Aktuell gibt es grosse Unterschiede bezüglich Qualität, Betreuungsschlüssel und Qualifikation des Personals. Es gibt Top-Angebote, aber es gibt auch Schwierigkeiten. So liegt der Anteil Angestellter ohne Fachausbildung bei insgesamt rund 43 Prozent. Viele Praktikanten und Praktikantinnen erhalten Löhne unter 1000 Franken und werden als billige Arbeitskräfte gebraucht, obschon sie nachher keine Chance erhalten, eine Lehrstelle anzutreten.

Auch das Fachpersonal hat oft tiefe, teilweise nicht einmal existenzsichernde Löhne. Der Lohn eines Fachmannes oder einer Fachfrau Betreuung ist deutlich tiefer als in vergleichbaren Berufen. Oft ist das Personal überlastet, und der Betreuungsschlüssel ist zu knapp. Eine Untersuchung aus dem Jahr 2021 zeigt: 80 Prozent des Personals fühlen sich gestresst, und 40 Prozent wechseln den Beruf aus gesundheitlichen [PAGE 619] Gründen. Das ist schlecht, mit Blick auf den Fachkräftemangel, aber auch für die Kinder, denn ihre Förderung kommt zu kurz.

Obwohl die Tarife für die Eltern oft sehr hoch sind, haben die Kitas Finanzsorgen. Deshalb ist ein umfassender Bericht des Bundesrates von grosser Bedeutung, um die zentrale Frage zu klären, was die Anforderungen an eine qualitativ gut geführte Kita sind, und um aufzuzeigen, wo Handlungsbedarf besteht.

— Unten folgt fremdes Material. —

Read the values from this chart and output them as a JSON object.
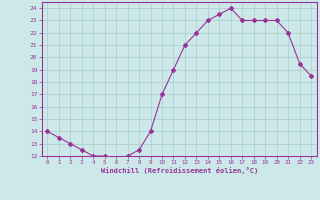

Es ist erfreulich, dass der Bundesrat das Postulat entgegennehmen will und dass er den Bericht zusammen mit den Kantonen, den Gemeinden, den Akteuren und Akteurinnen ausarbeiten will. Das ist sinnvoll, damit stärkt man die Aussagekraft der Ergebnisse.

Im Namen der Mehrheit der WBK-N bitte ich Sie deshalb, diesem Postulat zuzustimmen. Die Minderheit Heimgartner, sie wird es noch ausführen, lehnt das Postulat ab, weil die Regelung der familienergänzenden Kinderbetreuung keine nationale Aufgabe sei.

Ich bitte Sie, dem Mehrheitsantrag zu folgen.